Работа Корсакова произвела такое впечатление, что совет Московского университета присудил ему степень единогласно. Новоиспеченный доктор медицины стал руководителем выстроенной на морозовские деньги клиники. Там ввели не только no restraint, но и систему «открытых дверей», через которые больные порой сбегали, перелезая через забор, отделявший клинику от городской усадьбы Льва Толстого. В 1892 г. великий писатель зашел в клинику узнать, в чем дело. И ему объяснили, что это нестеснение — практическое воплощение его идеи «непротивления злу насилием».

По примеру Корсакова в столичных русских психиатрических лечебницах стали отказываться от рубашек, а в провинциальных — от кандалов. Были несчастные случаи: в 1893 г. больной шизофренией застрелил московского городского голову Алексеева, создателя больницы на Канатчиковой даче. Он сделал это умышленно, потому что Алексеев игнорировал его письма про злодеев, которые по электрическим проводам гипнотизируют правительство. Теперь будет суд, думал убийца, и там я выступлю, открою людям глаза на всемирный заговор.

«Что вы на это скажете?» — вопрошали Корсакова оппоненты. Сергей Сергеевич отвечал, что врачи должны просвещать общество, отучая от бредовых идей о всемирных заговорах. Нужен нормальный общественный строй, при котором ведется профилактика душевных болезней; для начала — хотя бы реальная борьба с пьянством.

Говорил он так и в 1897 г. на XII Международном конгрессе врачей в Москве. Тогда Фридрих фон Йолли, директор психиатрического отделения берлинской больницы Шарите, предложил назвать открытую в России разновидность амнезии «корсаковской». Корсаков скромно отказался, но фон Йолли настоял, что так нужно для номенклатуры, чтобы отличать универсальный синдром от амнезии в частных случаях, сопровождающихся, например, токсическим невритом. Потом слово взял автор учения о врожденных преступниках Чезаре Ломброзо и заявил, что просвещать общество трудно, потому что «люди в большинстве созданы не для науки, а для противодействия ей».
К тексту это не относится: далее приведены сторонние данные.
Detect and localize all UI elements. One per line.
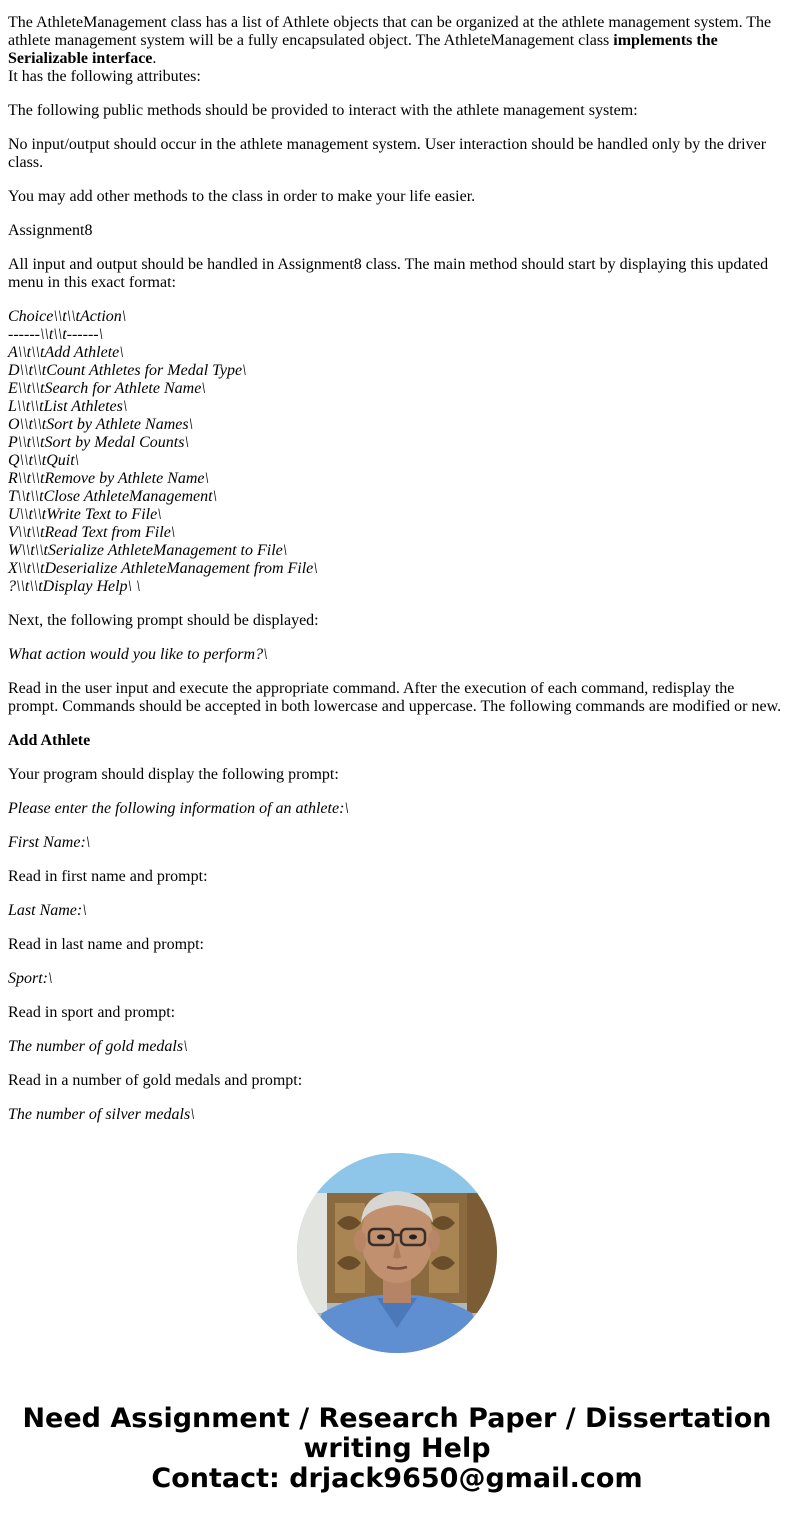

Со съезда Ломброзо поехал ко Льву Толстому, которого считал сумасшедшим. Московский полицмейстер одобрил этот визит, надеясь, что зарубежный психиатр после осмотра объявит в Европе о помешательстве графа (русские врачи отказывались это сделать). Но Ломброзо, напротив, признал свою ошибку и сказал, что Лев Николаевич в норме. После этого Корсаков еще больше подружился с итальянцем. Пару лет спустя Ломброзо приезжал в клинику Корсакова и в прогулочном парке для больных посадил на память ель. Это дерево пережило три войны и три революции.